During the hearing of this cause the trial judge formed the opinion that the accused still had possession of the will.
He therefore, upon July 22, ordered the accused to produce the will in court and addressed to him, while he was
testifying as a witness in his own behalf, the following words: "I serve notice on you now to produce the will of
your deceased brother Joaquin Cruz or make a reasonable and satisfactory explanation as to why you cannot do
so. And be back here on the 8th of August and we will take up the case again." The accused, however, failed to
produce the will at the time specified in the notice, alleging that though he had searched diligently among his
papers he was unable to find it; and he reiterated his previous assertion that the will had never been in his
possession. The judge was not satisfied with this explanation, and upon deciding the present case against the
defendant he not only imposed the fine mentioned above but also included in the judgment an order to the effect
that the accused should be committed to the provincial jail until he should produce the will or until further order of
the court.

The judge of first instance believed that he had authority to give the notice and make the order in question under
section 629 of the Code of Civil Procedure which provides that if a person having custody of a will after the death of
the testator neglects without reasonable cause to deliver the same to the court having jurisdiction, after notice by
the court to do so, he may be committed to the prison of the province by a warrant issued by the court and there
kept in close confinement until he delivers the will.

It is our opinion that this provision can only be applied when a court is acting in the exercise of its jurisdiction over
the administration of the estates of deceased persons; and where administration proceedings are not already
pending, the court, before taking action under this section, should require that there be before it some petition,
information, or affidavit of such character as to make action by the court under this section appropriate.

The proceedings in this case, under section 628 of the Code of Civil Procedure, is an ordinary criminal prosecution.
The act penalized in that section (628) is a special statutory offense and is properly prosecuted upon complaint or
information as other criminal offenses created by law. The fact that this penal provision is contained in the Code of
Civil Procedure does not make the proceeding to enforce the penalty a civil proceeding in any sense. The remedy
provided in section 629 of the Code of Procedure is evidently a totally different remedy, having no relation with
that provided in section 628; and it is in our opinion not permissible in a prosecution under the last mentioned
section to superimpose upon the penalty of fine therein prescribed the additional penalty of imprisonment
prescribed in section 629.

It may further be observed that one grave difficulty in applying the remedy provided in section 629 in a
prosecution under section 628 is that to endorse the production of the will by the accused at such trial would
virtually compel him to convict himself, since the mere production of the will by him would be conclusive that he
had possession of it as charged in the criminal complaint; and it seems probable that this would constitute an
infringement of that provision of law which says that in a criminal action the defendant shall be exempt from
testifying against himself. (See Gen. Orders No. 58, sec. 15.)

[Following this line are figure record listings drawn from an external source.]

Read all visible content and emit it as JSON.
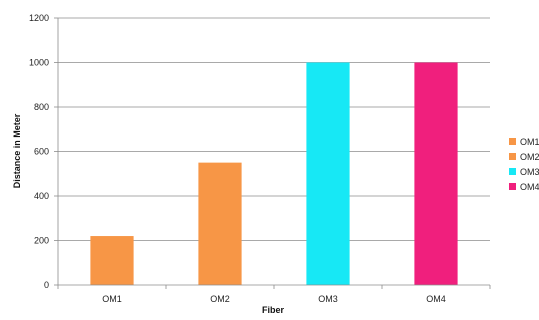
{
  "chart_data": {
    "type": "bar",
    "title": "",
    "xlabel": "Fiber",
    "ylabel": "Distance in Meter",
    "categories": [
      "OM1",
      "OM2",
      "OM3",
      "OM4"
    ],
    "values": [
      220,
      550,
      1000,
      1000
    ],
    "colors": [
      "#f79646",
      "#f79646",
      "#17e8f5",
      "#f01f7d"
    ],
    "ylim": [
      0,
      1200
    ],
    "yticks": [
      0,
      200,
      400,
      600,
      800,
      1000,
      1200
    ],
    "grid": true,
    "legend": {
      "position": "right",
      "entries": [
        {
          "label": "OM1",
          "color": "#f79646"
        },
        {
          "label": "OM2",
          "color": "#f79646"
        },
        {
          "label": "OM3",
          "color": "#17e8f5"
        },
        {
          "label": "OM4",
          "color": "#f01f7d"
        }
      ]
    }
  }
}
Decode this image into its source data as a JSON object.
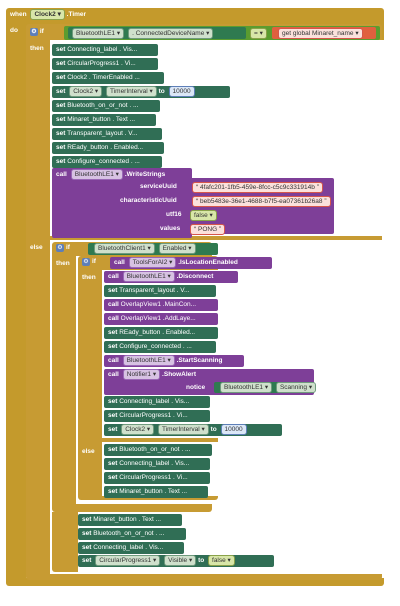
{
  "event": {
    "when": "when",
    "component": "Clock2",
    "event_name": ".Timer",
    "do": "do"
  },
  "kw": {
    "if": "if",
    "then": "then",
    "else": "else",
    "set": "set",
    "call": "call",
    "to": "to"
  },
  "top_if": {
    "component": "BluetoothLE1",
    "property": ". ConnectedDeviceName",
    "op": "=",
    "global": "get global Minaret_name"
  },
  "then_sets": [
    "Connecting_label . Vis...",
    "CircularProgress1 . Vi...",
    "Clock2 . TimerEnabled ...",
    "",
    "Bluetooth_on_or_not . ...",
    "Minaret_button . Text ...",
    "Transparent_layout . V...",
    "REady_button . Enabled...",
    "Configure_connected . ..."
  ],
  "timer_set": {
    "component": "Clock2",
    "property": "TimerInterval",
    "value": "10000"
  },
  "write": {
    "component": "BluetoothLE1",
    "method": ".WriteStrings",
    "service_label": "serviceUuid",
    "service_value": "4fafc201-1fb5-459e-8fcc-c5c9c331914b",
    "char_label": "characteristicUuid",
    "char_value": "beb5483e-36e1-4688-b7f5-ea07361b26a8",
    "utf16_label": "utf16",
    "utf16_value": "false",
    "values_label": "values",
    "values_value": "PONG"
  },
  "else_if": {
    "component": "BluetoothClient1",
    "property": "Enabled"
  },
  "inner_if": {
    "component": "ToolsForAI2",
    "method": ".IsLocationEnabled"
  },
  "inner_then": {
    "disconnect_comp": "BluetoothLE1",
    "disconnect_method": ".Disconnect",
    "transparent": "Transparent_layout . V...",
    "overlay1": "OverlapView1 .MainCon...",
    "overlay2": "OverlapView1 .AddLaye...",
    "ready": "REady_button . Enabled...",
    "configure": "Configure_connected . ...",
    "scan_comp": "BluetoothLE1",
    "scan_method": ".StartScanning",
    "alert_comp": "Notifier1",
    "alert_method": ".ShowAlert",
    "notice_label": "notice",
    "notice_comp": "BluetoothLE1",
    "notice_prop": "Scanning",
    "connecting": "Connecting_label . Vis...",
    "circular": "CircularProgress1 . Vi...",
    "clock_comp": "Clock2",
    "clock_prop": "TimerInterval",
    "clock_value": "10000"
  },
  "inner_else": [
    "Bluetooth_on_or_not . ...",
    "Connecting_label . Vis...",
    "CircularProgress1 . Vi...",
    "Minaret_button . Text ..."
  ],
  "outer_else": {
    "minaret": "Minaret_button . Text ...",
    "bluetooth": "Bluetooth_on_or_not . ...",
    "connecting": "Connecting_label . Vis...",
    "circ_comp": "CircularProgress1",
    "circ_prop": "Visible",
    "circ_value": "false"
  }
}
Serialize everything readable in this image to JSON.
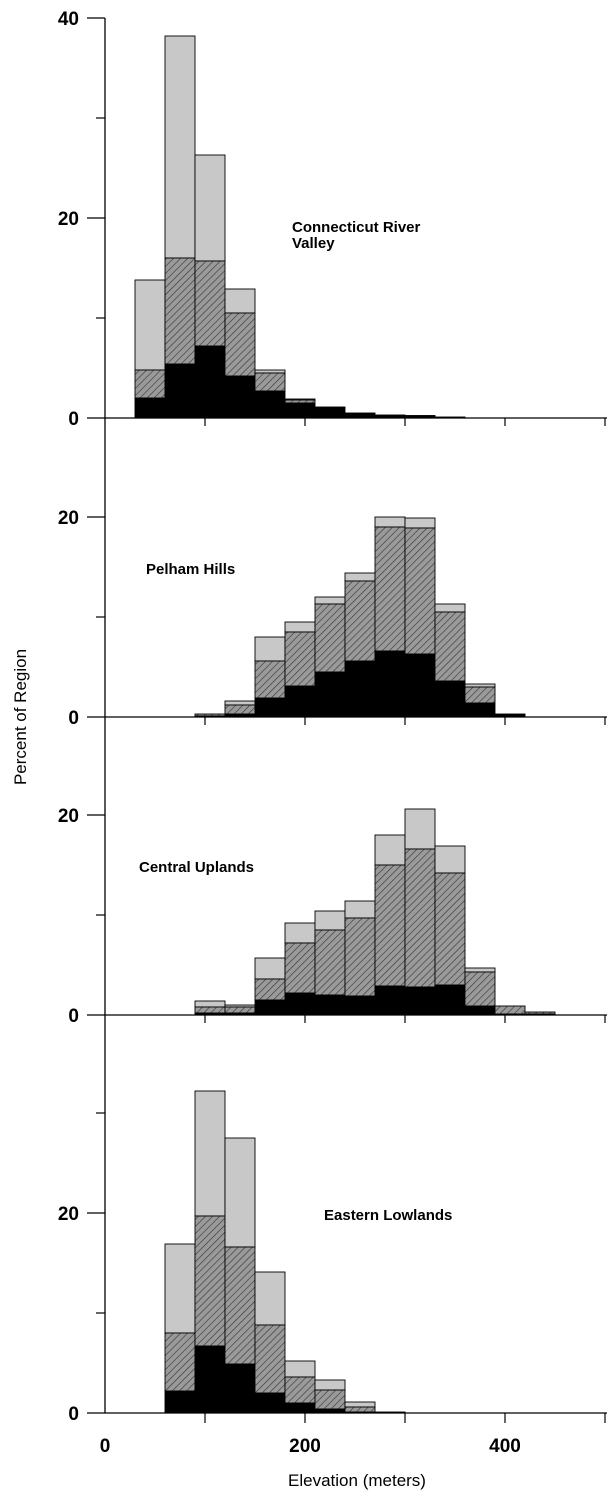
{
  "chart_data": {
    "type": "bar",
    "stacked": true,
    "xlabel": "Elevation (meters)",
    "ylabel": "Percent of Region",
    "x_ticks": [
      "0",
      "200",
      "400"
    ],
    "xlim": [
      0,
      500
    ],
    "bin_width": 30,
    "layer_colors": {
      "bottom": "#000000",
      "middle": "#9a9a9a",
      "top": "#c8c8c8"
    },
    "panels": [
      {
        "label_lines": [
          "Connecticut River",
          "Valley"
        ],
        "ylim": [
          0,
          40
        ],
        "y_ticks": [
          "40",
          "20",
          "0"
        ],
        "bins": [
          {
            "x0": 30,
            "bottom": 2.0,
            "middle": 4.8,
            "total": 13.8
          },
          {
            "x0": 60,
            "bottom": 5.4,
            "middle": 16.0,
            "total": 38.2
          },
          {
            "x0": 90,
            "bottom": 7.2,
            "middle": 15.7,
            "total": 26.3
          },
          {
            "x0": 120,
            "bottom": 4.2,
            "middle": 10.5,
            "total": 12.9
          },
          {
            "x0": 150,
            "bottom": 2.7,
            "middle": 4.5,
            "total": 4.8
          },
          {
            "x0": 180,
            "bottom": 1.5,
            "middle": 1.8,
            "total": 1.9
          },
          {
            "x0": 210,
            "bottom": 1.1,
            "middle": 1.1,
            "total": 1.1
          },
          {
            "x0": 240,
            "bottom": 0.5,
            "middle": 0.5,
            "total": 0.5
          },
          {
            "x0": 270,
            "bottom": 0.3,
            "middle": 0.3,
            "total": 0.3
          },
          {
            "x0": 300,
            "bottom": 0.25,
            "middle": 0.25,
            "total": 0.25
          },
          {
            "x0": 330,
            "bottom": 0.1,
            "middle": 0.1,
            "total": 0.1
          }
        ]
      },
      {
        "label_lines": [
          "Pelham Hills"
        ],
        "ylim": [
          0,
          20
        ],
        "y_ticks": [
          "20",
          "0"
        ],
        "bins": [
          {
            "x0": 90,
            "bottom": 0.1,
            "middle": 0.3,
            "total": 0.3
          },
          {
            "x0": 120,
            "bottom": 0.3,
            "middle": 1.2,
            "total": 1.6
          },
          {
            "x0": 150,
            "bottom": 1.9,
            "middle": 5.6,
            "total": 8.0
          },
          {
            "x0": 180,
            "bottom": 3.1,
            "middle": 8.5,
            "total": 9.5
          },
          {
            "x0": 210,
            "bottom": 4.5,
            "middle": 11.3,
            "total": 12.0
          },
          {
            "x0": 240,
            "bottom": 5.6,
            "middle": 13.6,
            "total": 14.4
          },
          {
            "x0": 270,
            "bottom": 6.6,
            "middle": 19.0,
            "total": 20.0
          },
          {
            "x0": 300,
            "bottom": 6.3,
            "middle": 18.9,
            "total": 19.9
          },
          {
            "x0": 330,
            "bottom": 3.6,
            "middle": 10.5,
            "total": 11.3
          },
          {
            "x0": 360,
            "bottom": 1.4,
            "middle": 3.0,
            "total": 3.3
          },
          {
            "x0": 390,
            "bottom": 0.3,
            "middle": 0.3,
            "total": 0.3
          }
        ]
      },
      {
        "label_lines": [
          "Central Uplands"
        ],
        "ylim": [
          0,
          20
        ],
        "y_ticks": [
          "20",
          "0"
        ],
        "bins": [
          {
            "x0": 90,
            "bottom": 0.2,
            "middle": 0.8,
            "total": 1.4
          },
          {
            "x0": 120,
            "bottom": 0.2,
            "middle": 0.8,
            "total": 1.0
          },
          {
            "x0": 150,
            "bottom": 1.5,
            "middle": 3.6,
            "total": 5.7
          },
          {
            "x0": 180,
            "bottom": 2.2,
            "middle": 7.2,
            "total": 9.2
          },
          {
            "x0": 210,
            "bottom": 2.0,
            "middle": 8.5,
            "total": 10.4
          },
          {
            "x0": 240,
            "bottom": 1.9,
            "middle": 9.7,
            "total": 11.4
          },
          {
            "x0": 270,
            "bottom": 2.9,
            "middle": 15.0,
            "total": 18.0
          },
          {
            "x0": 300,
            "bottom": 2.8,
            "middle": 16.6,
            "total": 20.6
          },
          {
            "x0": 330,
            "bottom": 3.0,
            "middle": 14.2,
            "total": 16.9
          },
          {
            "x0": 360,
            "bottom": 0.9,
            "middle": 4.3,
            "total": 4.7
          },
          {
            "x0": 390,
            "bottom": 0.1,
            "middle": 0.9,
            "total": 0.9
          },
          {
            "x0": 420,
            "bottom": 0.1,
            "middle": 0.3,
            "total": 0.3
          }
        ]
      },
      {
        "label_lines": [
          "Eastern Lowlands"
        ],
        "ylim": [
          0,
          40
        ],
        "y_ticks": [
          "20",
          "0"
        ],
        "bins": [
          {
            "x0": 60,
            "bottom": 2.2,
            "middle": 8.0,
            "total": 16.9
          },
          {
            "x0": 90,
            "bottom": 6.7,
            "middle": 19.7,
            "total": 32.2
          },
          {
            "x0": 120,
            "bottom": 4.9,
            "middle": 16.6,
            "total": 27.5
          },
          {
            "x0": 150,
            "bottom": 2.0,
            "middle": 8.8,
            "total": 14.1
          },
          {
            "x0": 180,
            "bottom": 1.0,
            "middle": 3.6,
            "total": 5.2
          },
          {
            "x0": 210,
            "bottom": 0.4,
            "middle": 2.3,
            "total": 3.3
          },
          {
            "x0": 240,
            "bottom": 0.1,
            "middle": 0.6,
            "total": 1.1
          },
          {
            "x0": 270,
            "bottom": 0.1,
            "middle": 0.1,
            "total": 0.1
          }
        ]
      }
    ]
  }
}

From what has been said it follows that the order of commitment made by the lower court remanding the accused
to jail should be vacated and if subsidiary imprisonment should be imposed for insolvency the defendant shall,
under the provisions of Act No. 2557, be credited with the time during which he was confined in pursuance of the
order of the lower court. With this modification the judgment of the court below should be affirmed with costs
against the appellant. So ordered.

Arellano, C.J., Johnson and Araullo, JJ., concur.